2. CHRONIC INFLAMMATION IN ALZHEIMER?S DISEASE
Until recently, immune mechanisms in the pathogenesis of Alzheimer’s disease have been largely overlooked. Following the pioneer work of McGeer, Rogers and Griffins it is today generally accepted that cellular and molecular components of immune system reactions are associated with AD (e.g. McGeer and Rogers, 1992, Griffins, 1989).
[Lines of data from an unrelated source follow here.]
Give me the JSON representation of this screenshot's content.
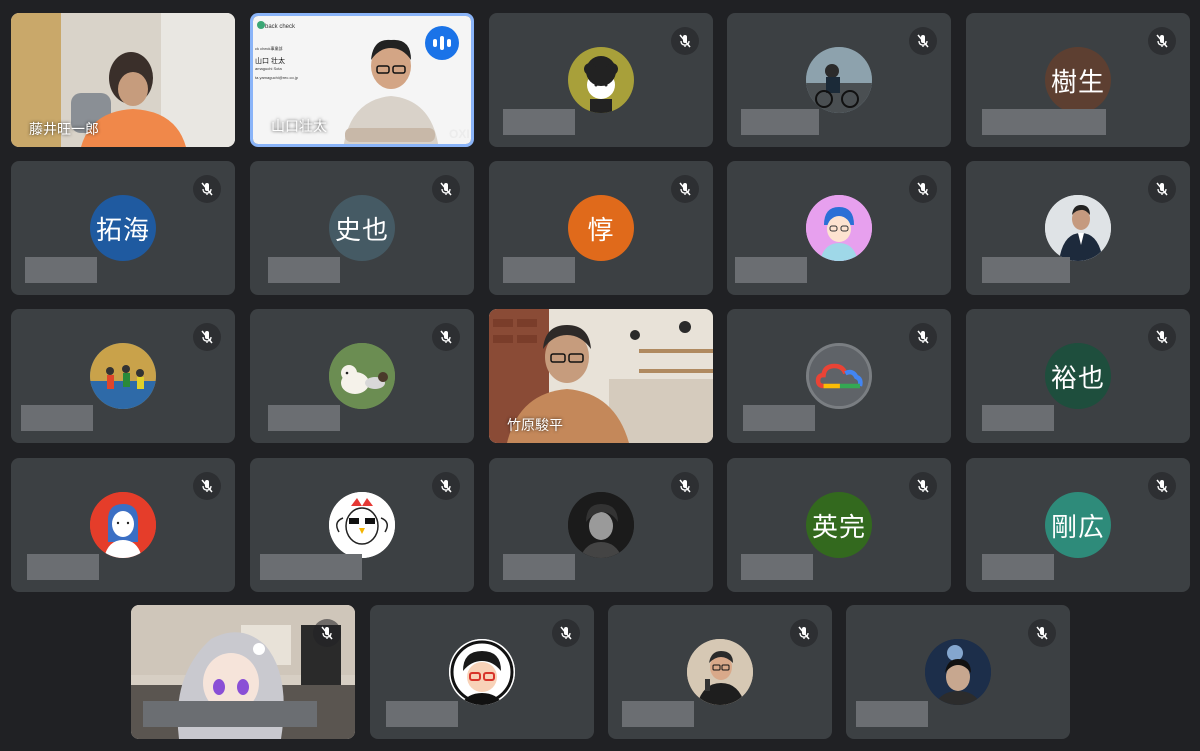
{
  "tiles": [
    {
      "id": "t1",
      "type": "video",
      "name": "藤井旺一郎"
    },
    {
      "id": "t2",
      "type": "video",
      "name": "山口壮太",
      "active": true,
      "slide": {
        "app": "back check",
        "line1": "ck check事業部",
        "line2": "山口 壮太",
        "line3": "amaguchi Sota",
        "line4": "ta.yamaguchi@rec.co.jp",
        "logo": "backcheck",
        "watermark": "OXI"
      }
    },
    {
      "id": "t3",
      "type": "avatar",
      "muted": true,
      "avatar_icon": "curly-hair-illustration-avatar",
      "avatar_color": "#a8a03a"
    },
    {
      "id": "t4",
      "type": "avatar",
      "muted": true,
      "avatar_icon": "cyclist-photo-avatar",
      "avatar_color": "#5b6e7a"
    },
    {
      "id": "t5",
      "type": "initials",
      "muted": true,
      "initials": "樹生",
      "avatar_color": "#5d3f31"
    },
    {
      "id": "t6",
      "type": "initials",
      "muted": true,
      "initials": "拓海",
      "avatar_color": "#1f5aa0"
    },
    {
      "id": "t7",
      "type": "initials",
      "muted": true,
      "initials": "史也",
      "avatar_color": "#455a64"
    },
    {
      "id": "t8",
      "type": "initials",
      "muted": true,
      "initials": "惇",
      "avatar_color": "#e06a1b"
    },
    {
      "id": "t9",
      "type": "avatar",
      "muted": true,
      "avatar_icon": "blue-hair-illustration-avatar",
      "avatar_color": "#e7a0ee"
    },
    {
      "id": "t10",
      "type": "avatar",
      "muted": true,
      "avatar_icon": "suit-man-photo-avatar",
      "avatar_color": "#d9dde0"
    },
    {
      "id": "t11",
      "type": "avatar",
      "muted": true,
      "avatar_icon": "soccer-team-photo-avatar",
      "avatar_color": "#2e6aa8"
    },
    {
      "id": "t12",
      "type": "avatar",
      "muted": true,
      "avatar_icon": "dog-on-grass-photo-avatar",
      "avatar_color": "#6b8d52"
    },
    {
      "id": "t13",
      "type": "video",
      "name": "竹原駿平"
    },
    {
      "id": "t14",
      "type": "avatar",
      "muted": true,
      "avatar_icon": "google-cloud-logo-avatar",
      "avatar_color": "#5f6368"
    },
    {
      "id": "t15",
      "type": "initials",
      "muted": true,
      "initials": "裕也",
      "avatar_color": "#1e4e3d"
    },
    {
      "id": "t16",
      "type": "avatar",
      "muted": true,
      "avatar_icon": "woman-illustration-avatar",
      "avatar_color": "#e53d2a"
    },
    {
      "id": "t17",
      "type": "avatar",
      "muted": true,
      "avatar_icon": "chicken-mascot-avatar",
      "avatar_color": "#ffffff"
    },
    {
      "id": "t18",
      "type": "avatar",
      "muted": true,
      "avatar_icon": "monochrome-man-photo-avatar",
      "avatar_color": "#222222"
    },
    {
      "id": "t19",
      "type": "initials",
      "muted": true,
      "initials": "英完",
      "avatar_color": "#33691e"
    },
    {
      "id": "t20",
      "type": "initials",
      "muted": true,
      "initials": "剛広",
      "avatar_color": "#2e8b7a"
    },
    {
      "id": "t21",
      "type": "video",
      "muted": true
    },
    {
      "id": "t22",
      "type": "avatar",
      "muted": true,
      "avatar_icon": "glasses-man-illustration-avatar",
      "avatar_color": "#ffffff"
    },
    {
      "id": "t23",
      "type": "avatar",
      "muted": true,
      "avatar_icon": "man-with-mic-photo-avatar",
      "avatar_color": "#c9b8a2"
    },
    {
      "id": "t24",
      "type": "avatar",
      "muted": true,
      "avatar_icon": "night-portrait-photo-avatar",
      "avatar_color": "#1c2e4a"
    }
  ]
}
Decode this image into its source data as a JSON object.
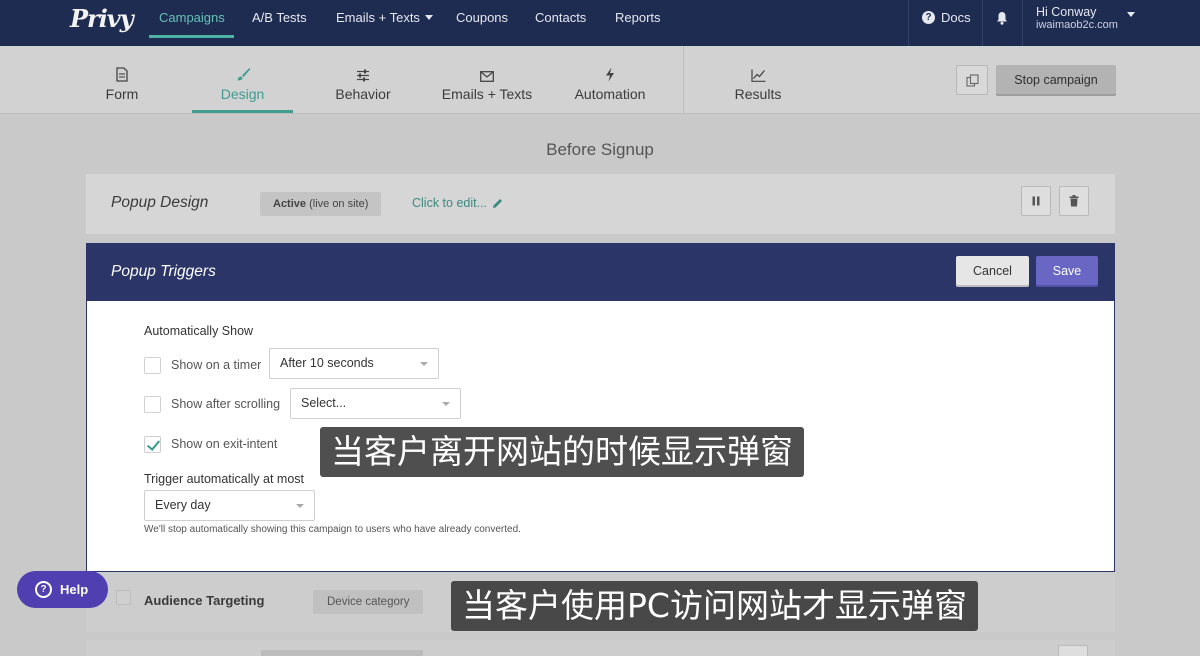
{
  "topnav": {
    "logo": "Privy",
    "items": [
      {
        "label": "Campaigns",
        "active": true
      },
      {
        "label": "A/B Tests"
      },
      {
        "label": "Emails + Texts",
        "dropdown": true
      },
      {
        "label": "Coupons"
      },
      {
        "label": "Contacts"
      },
      {
        "label": "Reports"
      }
    ],
    "docs_label": "Docs",
    "user_greeting": "Hi Conway",
    "user_email": "iwaimaob2c.com"
  },
  "tabs": [
    {
      "label": "Form",
      "icon": "document-icon"
    },
    {
      "label": "Design",
      "icon": "brush-icon",
      "active": true
    },
    {
      "label": "Behavior",
      "icon": "sliders-icon"
    },
    {
      "label": "Emails + Texts",
      "icon": "envelope-icon"
    },
    {
      "label": "Automation",
      "icon": "lightning-icon"
    },
    {
      "label": "Results",
      "icon": "chart-icon"
    }
  ],
  "stop_campaign_label": "Stop campaign",
  "section_title": "Before Signup",
  "popup_design": {
    "title": "Popup Design",
    "status_bold": "Active",
    "status_note": "(live on site)",
    "edit_link": "Click to edit..."
  },
  "triggers": {
    "title": "Popup Triggers",
    "cancel_label": "Cancel",
    "save_label": "Save",
    "auto_show_label": "Automatically Show",
    "options": [
      {
        "label": "Show on a timer",
        "checked": false,
        "select_value": "After 10 seconds"
      },
      {
        "label": "Show after scrolling",
        "checked": false,
        "select_value": "Select..."
      },
      {
        "label": "Show on exit-intent",
        "checked": true
      }
    ],
    "frequency_label": "Trigger automatically at most",
    "frequency_value": "Every day",
    "hint": "We'll stop automatically showing this campaign to users who have already converted."
  },
  "audience": {
    "title": "Audience Targeting",
    "badge": "Device category"
  },
  "help_label": "Help",
  "subtitles": [
    "当客户离开网站的时候显示弹窗",
    "当客户使用PC访问网站才显示弹窗"
  ],
  "colors": {
    "nav_bg": "#1f2c52",
    "accent_teal": "#3f9c8f",
    "trigger_header": "#2b3568",
    "save_purple": "#6a67c4",
    "help_purple": "#4f3fb0"
  }
}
Activated microglia (the brain's representatives of the phagocytic cells that are designed to clean up debris and foreign bacteria) surround senile plaques and extracellular neurofibrillary tangles. AD lesions are characterized by the presence of a series of inflammatory mediators, including cytokines, chemokines, proteases, adhesion molecules, free radicals, pentraxins, prostaglandins, anaphylatoxin, and activated complement proteins (McGeer et al., 1995; McGeer and McGeer, 2002). (Figure: On double immunostained section, dark blue HLA-DR immunoreactive microglia and orange-brown immunostained beta amyloid are visible in senile plaques. From the laboratory of Pat McGeer).
Using specific immunohistochemical markers, both T-helper/inducer and T-cytotoxic/suppressor lymphocytes have been observed. Of particular importance is the association of the membrane attack complex (MAC, C5b-9) intended to lyse foreign cells, such as bacteria with dystrophic neurites (McGeer and Rogers, 1992; Webster et al., 1997). The conclusion that inflammation exacerbates AD pathology is now supported by more than 20 epidemiological studies showing that individuals are spared AD if they have been taking anti-inflammatory drugs or have suffered from unrelated conditions for which such drugs are routinely used (McGeer et al., 1996, Veld et al., 2000). This effect has been particularly evident in people using nonsteroidal anti-inflammatory drugs (NSAIDs), which are widely used agents in various arthritic conditions. Three large epidemiological studies showed a reduction of risk of 55-80% for AD (Stewart et al., 1997; Zandi et al., 2000, Veld et al., 2000).